第86話

「ヘイマンス様が限界のようですので、何か分かりましたらエッフェン家へ報告を。」

 オリビアさんが俺の顔を見て即座に判断してくれた。

 ぶっちゃけ俺の身体が悲鳴を上げていたので、後の事は任せて休む事にした。

 旅の疲れではなく、成長痛?体中が痛むんだ。


 エレンはまだ男爵様と話があるようで、俺はオリビアさんの肩を借りて部屋を出た。


 視界の隅に男爵様が俺に頭を下げているのが見えたが、貴族の当主が俺に頭を下げるって、心臓に悪いぞ。


 俺はオリビアさんの肩を借りて歩いていたが、途中から半ば抱き着く形になってしまっていた・・・・申し訳ない!


 食事も、風呂も済ませていなかったがすぐに寝た。

 なんか柔らかいのを抱きかかえていたような気もしたが、抱き心地がよかったのか気持ちがよかったのか、気が付けば朝だった。


 ・・・・

 ・・・

 ・・

 ・


 オリビアさんに起こされ、俺は起きた。

 お腹が空いた・・・・そう思ったが、目の前には食事が用意されていた。

「おはようございますヘイマンス様。昨晩は何もお召しにならず寝てしまっていましたので、起床後直ぐに食べられるよう、ご用意致しました。」


 俺はひたすら食べた。

 だが身体の節々が痛むのは治らなかった。


 この痛みは精霊にも治せられないらしい。

 俺が手に入れた治療系の魔法でも無理だった。

 病気や怪我ではないから治療できないのだとか。


 只管我慢するしかない。

 エレンの実家へ到着するまでの我慢だ・・・・何故俺はエレンの実家に?

 何かわからんが、考える事が難しくなってきた・・・・目的地まではひたすら馬車に乗って移動、暫くは身体を動かさないでじーっとしていよう。


 着替えを終え、出発した。

 その後1週間程は問題なく進む事ができた。

 初日に街で襲われたのは一体何だったのだろう?という程何もなかった。


 出発してからたぶん10日が経過した頃、ようやくエレンの実家がある都市へ到着した。

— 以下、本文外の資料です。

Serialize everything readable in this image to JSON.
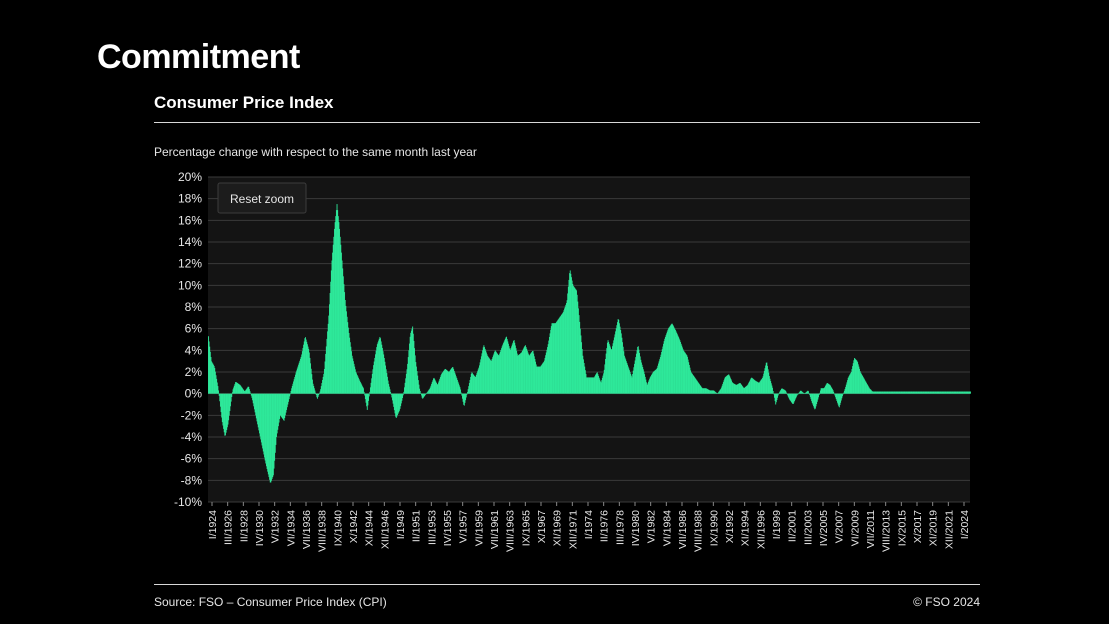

 まあ馬車に乗ってひたすら耐えていたので、窓から外を眺める事もしなかったので、到着した都市がどれほどの規模だとか気が付かなかった・・・・気づけよ俺!

 歳の壁はそびえるような高さで、【城郭都市エッフェン】と記載があったのだが、当然ながら俺は馬車で半ば寝ていたから見ていなかった。


 そんな俺を見てエレンは、

「私の為に無理をさせてしまい申し訳ない。だがもう到着するので、今少し我慢してほしい。」

 やっと旅が終わるのか。

「わかった。」

 俺は再び目を瞑ったが・・・・


 襲われた翌日、馬車で移動を再開したが、俺はその後約1週間、道中精霊の存在を全く感じる事が出来ていなかったのだが、身体の痛みが酷かったので深く考える事が出来ていなかった。